I have a situation. From birth my mom has been extremely attached to me. I have another sibling but she has been dependent on me and no one else. Within the last eight years my dad left her, her father passed, and her close sister moved away. She has no friends and is completely emotionally disconnected from people. She is also a chronic thinker, worrier, and suffers from anxiety.

At times I feel as though she is sucking the life out of me. I know that I allow this to happen but have been unable to protect myself no matter what I do or try. I'm wanting to move on with my life, which includes leaving her but I don't want to hurt her in the process, I'm not sure if she would be able to mentally handle it.
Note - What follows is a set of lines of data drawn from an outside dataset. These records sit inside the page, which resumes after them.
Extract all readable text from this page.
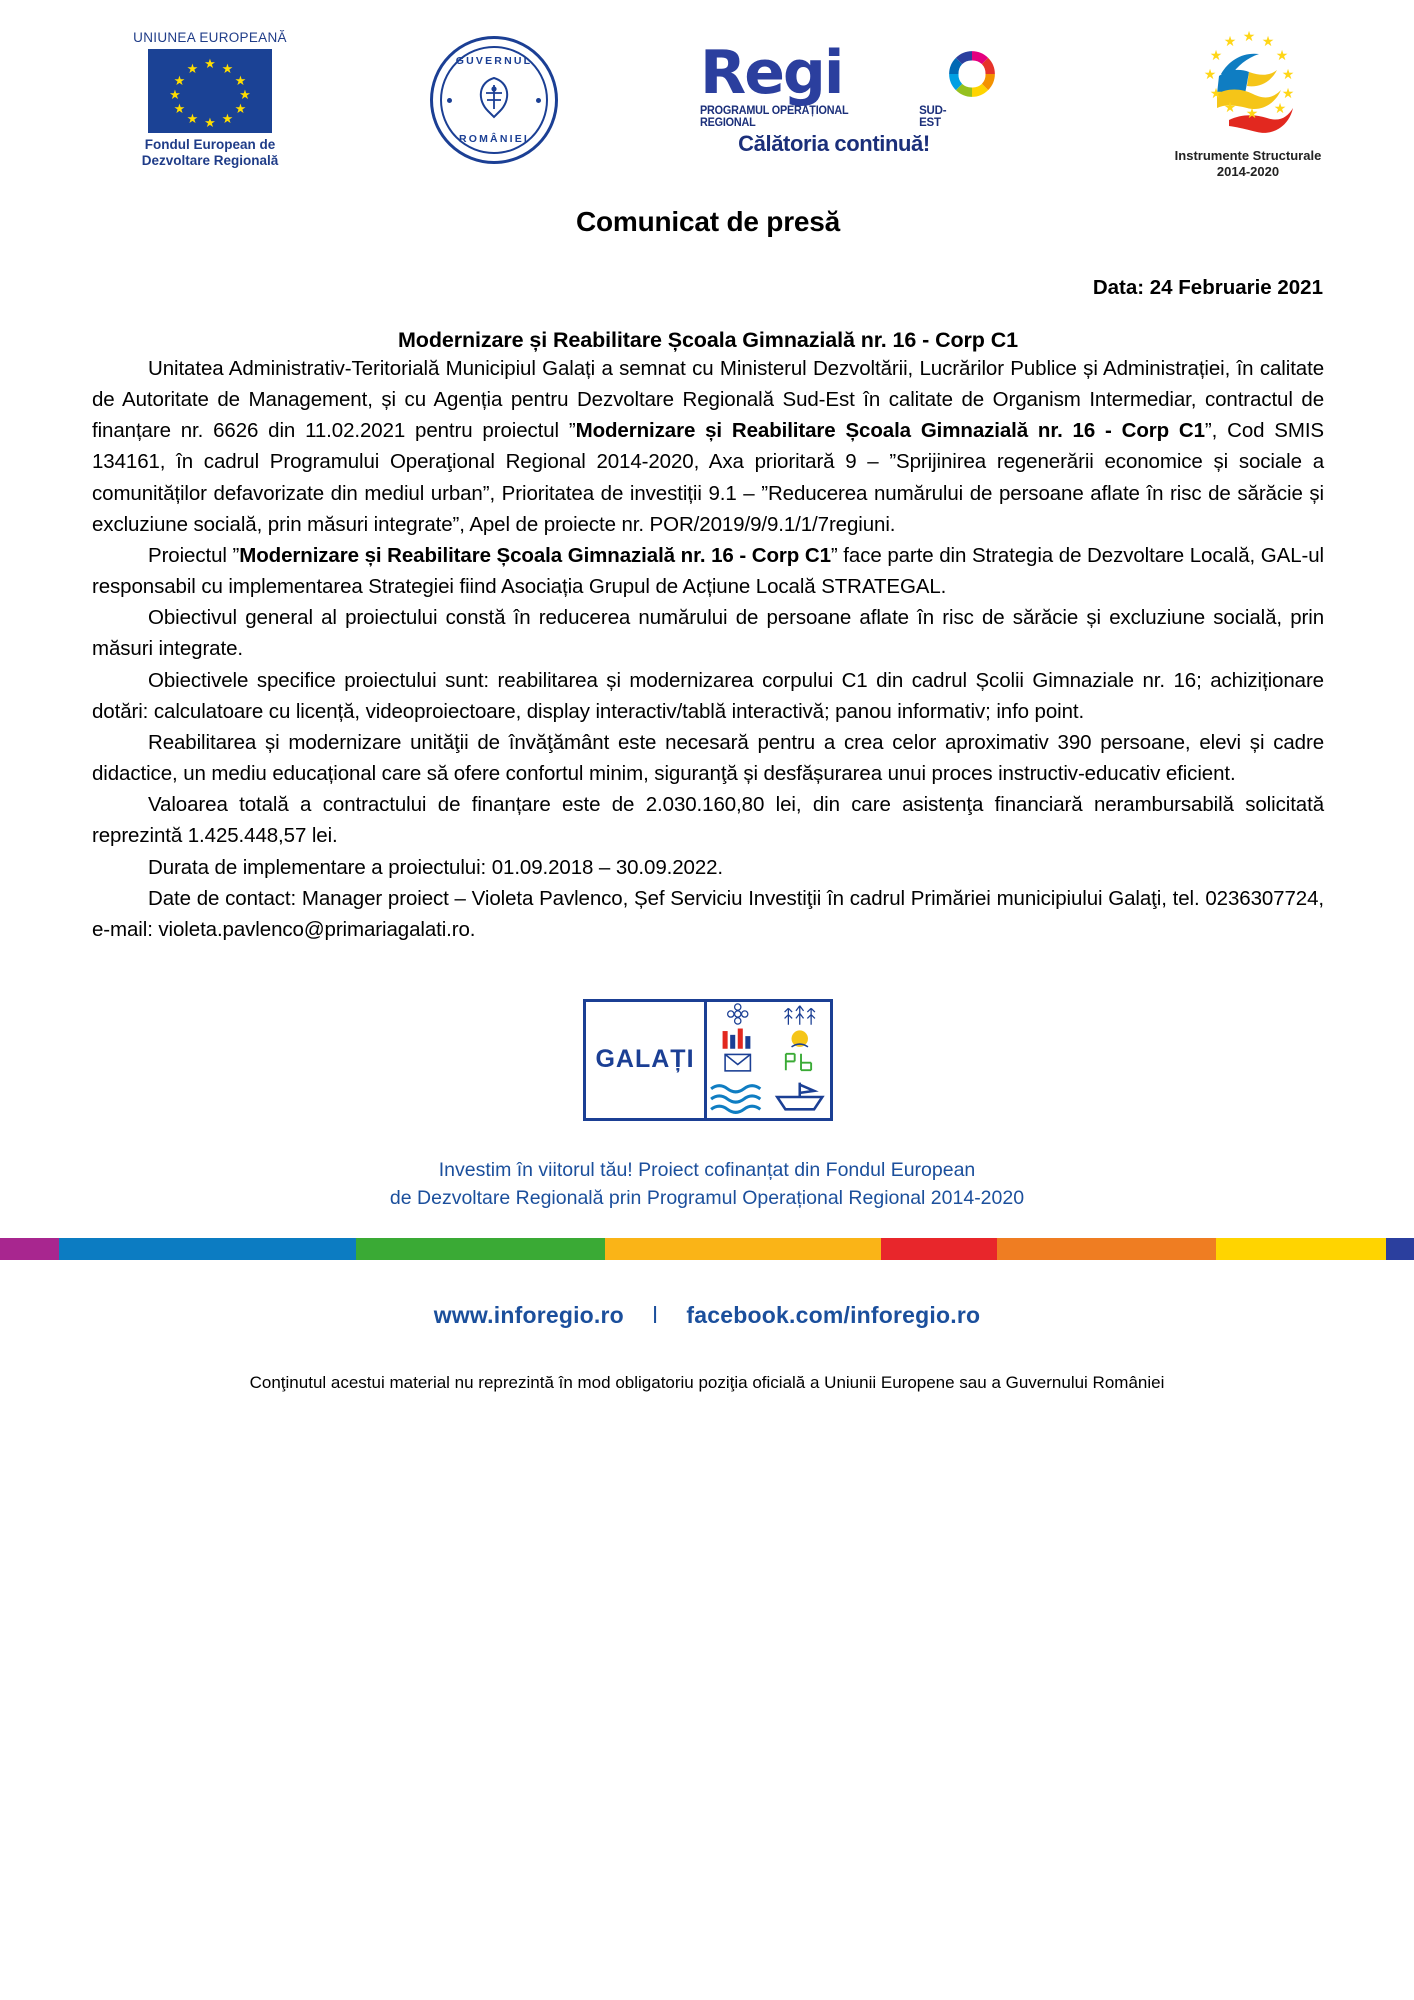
UNIUNEA EUROPEANĂ
★
★ ★
★	★
★	★
★	★
★ ★
★
Fondul European de
Dezvoltare Regională
GUVERNUL
ROMÂNIEI
Regi
PROGRAMUL OPERAȚIONAL REGIONAL
SUD-EST
Călătoria continuă!
★
★ ★
★	★
★	★
★	★
★	★
★
Instrumente Structurale
2014-2020
Comunicat de presă
Data: 24 Februarie 2021
Modernizare și Reabilitare Școala Gimnazială nr. 16 - Corp C1

Unitatea Administrativ-Teritorială Municipiul Galați a semnat cu Ministerul Dezvoltării, Lucrărilor Publice și Administrației, în calitate de Autoritate de Management, și cu Agenția pentru Dezvoltare Regională Sud-Est în calitate de Organism Intermediar, contractul de finanțare nr. 6626 din 11.02.2021 pentru proiectul ”Modernizare și Reabilitare Școala Gimnazială nr. 16 - Corp C1”, Cod SMIS 134161, în cadrul Programului Operaţional Regional 2014-2020, Axa prioritară 9 – ”Sprijinirea regenerării economice și sociale a comunităților defavorizate din mediul urban”, Prioritatea de investiții 9.1 – ”Reducerea numărului de persoane aflate în risc de sărăcie și excluziune socială, prin măsuri integrate”, Apel de proiecte nr. POR/2019/9/9.1/1/7regiuni.

Proiectul ”Modernizare și Reabilitare Școala Gimnazială nr. 16 - Corp C1” face parte din Strategia de Dezvoltare Locală, GAL-ul responsabil cu implementarea Strategiei fiind Asociația Grupul de Acțiune Locală STRATEGAL.

Obiectivul general al proiectului constă în reducerea numărului de persoane aflate în risc de sărăcie și excluziune socială, prin măsuri integrate.

Obiectivele specifice proiectului sunt: reabilitarea și modernizarea corpului C1 din cadrul Școlii Gimnaziale nr. 16; achiziționare dotări: calculatoare cu licență, videoproiectoare, display interactiv/tablă interactivă; panou informativ; info point.

Reabilitarea și modernizare unităţii de învăţământ este necesară pentru a crea celor aproximativ 390 persoane, elevi și cadre didactice, un mediu educațional care să ofere confortul minim, siguranţă și desfășurarea unui proces instructiv-educativ eficient.

Valoarea totală a contractului de finanțare este de 2.030.160,80 lei, din care asistenţa financiară nerambursabilă solicitată reprezintă 1.425.448,57 lei.

Durata de implementare a proiectului: 01.09.2018 – 30.09.2022.

Date de contact: Manager proiect – Violeta Pavlenco, Șef Serviciu Investiţii în cadrul Primăriei municipiului Galaţi, tel. 0236307724, e-mail: violeta.pavlenco@primariagalati.ro.

GALAȚI
Investim în viitorul tău! Proiect cofinanțat din Fondul European
de Dezvoltare Regională prin Programul Operațional Regional 2014-2020
www.inforegio.ro l facebook.com/inforegio.ro
Conţinutul acestui material nu reprezintă în mod obligatoriu poziţia oficială a Uniunii Europene sau a Guvernului României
I do things that I necessary don't want to do in order to not hurt people but this is to the extreme. I feel as though this is a toxic relationship but I'm not sure what to do and being an empath amplifies things. I need to cut the cord. Any suggestions would be helpful.


updated by @cara: 03/13/17 07:03:53AM
Kaitlyn Brokaw
@kaitlyn-brokaw
2 years ago
216 posts
I am so sorry to hear this! Well, I think that she is way too dependent on you, too much for comfort. She needs to learn how to take care of herself, and the only way she's going to learn that is if you do cut the cord. It should be good for both of you. But, don't lose complete contact with your mom, she loves you and having you lose all contact would break her mother heart. Just a call here or there, visits for holidays. But again, it is your life and I can't really force you to do anything. Whatever you feel is the best way, do it. Even if it does turn out to be a huge volcanoe blocking the road, you will both learn something. Or maybe, you should just try to explain how you feel to your mom. I think that would be the best way for both of you.
Cara
@cara
2 years ago
6 posts

Thank you for your perspective, your story truly resonates with me and I hope the best for you and your daughter...I truly do. I did leave out that my mom was also in an abusive relationship and lost a baby at five month gestation due to the abuse, my brother, before she had me. All she ever wanted was to be a mother and wife but her marriage was horrific but she always felt as though she deserved it.
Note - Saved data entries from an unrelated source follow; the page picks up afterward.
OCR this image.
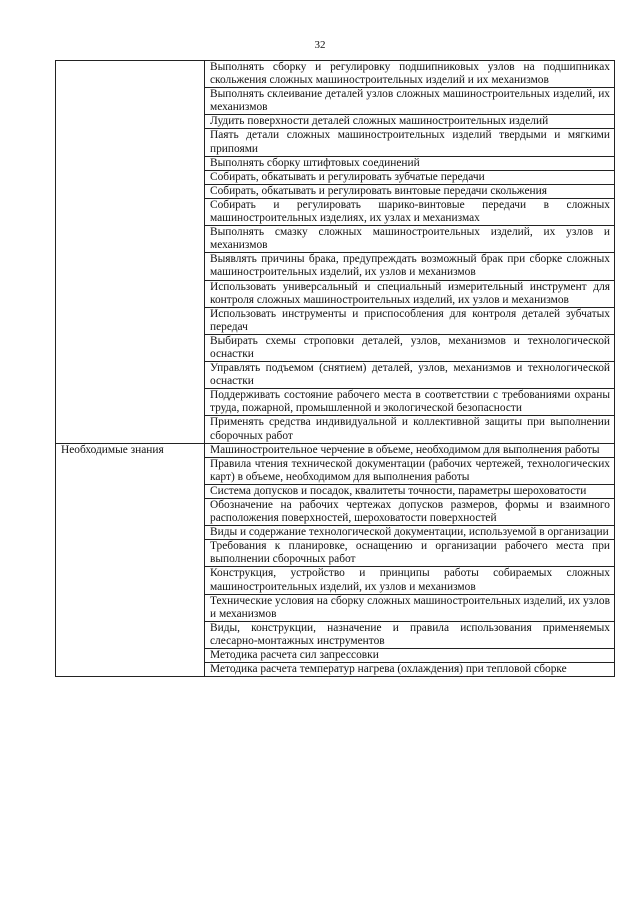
32

	Выполнять сборку и регулировку подшипниковых узлов на подшипниках скольжения сложных машиностроительных изделий и их механизмов

	Выполнять склеивание деталей узлов сложных машиностроительных изделий, их механизмов

	Лудить поверхности деталей сложных машиностроительных изделий

	Паять детали сложных машиностроительных изделий твердыми и мягкими припоями

	Выполнять сборку штифтовых соединений

	Собирать, обкатывать и регулировать зубчатые передачи

	Собирать, обкатывать и регулировать винтовые передачи скольжения

	Собирать и регулировать шарико-винтовые передачи в сложных машиностроительных изделиях, их узлах и механизмах

	Выполнять смазку сложных машиностроительных изделий, их узлов и механизмов

	Выявлять причины брака, предупреждать возможный брак при сборке сложных машиностроительных изделий, их узлов и механизмов

	Использовать универсальный и специальный измерительный инструмент для контроля сложных машиностроительных изделий, их узлов и механизмов

	Использовать инструменты и приспособления для контроля деталей зубчатых передач

	Выбирать схемы строповки деталей, узлов, механизмов и технологической оснастки

	Управлять подъемом (снятием) деталей, узлов, механизмов и технологической оснастки

	Поддерживать состояние рабочего места в соответствии с требованиями охраны труда, пожарной, промышленной и экологической безопасности

	Применять средства индивидуальной и коллективной защиты при выполнении сборочных работ

Необходимые знания	Машиностроительное черчение в объеме, необходимом для выполнения работы

	Правила чтения технической документации (рабочих чертежей, технологических карт) в объеме, необходимом для выполнения работы

	Система допусков и посадок, квалитеты точности, параметры шероховатости

	Обозначение на рабочих чертежах допусков размеров, формы и взаимного расположения поверхностей, шероховатости поверхностей

	Виды и содержание технологической документации, используемой в организации

	Требования к планировке, оснащению и организации рабочего места при выполнении сборочных работ

	Конструкция, устройство и принципы работы собираемых сложных машиностроительных изделий, их узлов и механизмов

	Технические условия на сборку сложных машиностроительных изделий, их узлов и механизмов

	Виды, конструкции, назначение и правила использования применяемых слесарно-монтажных инструментов

	Методика расчета сил запрессовки

	Методика расчета температур нагрева (охлаждения) при тепловой сборке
I've always wished for her to be able to see herself as I see her and to know her worth and to truly learn to love herself and stop giving her power away to her abusers by continuing their work. I do understand how much I mean to my mother. We currently have a family business so we are always together but with my career change I wont be around as much and want to make it as easy as possible for her. Thank you so much for your story, it really helps reiterate compassion.

What could your daughter have done differently that would have enabled her to create space without hurting you but still maintain the relationship?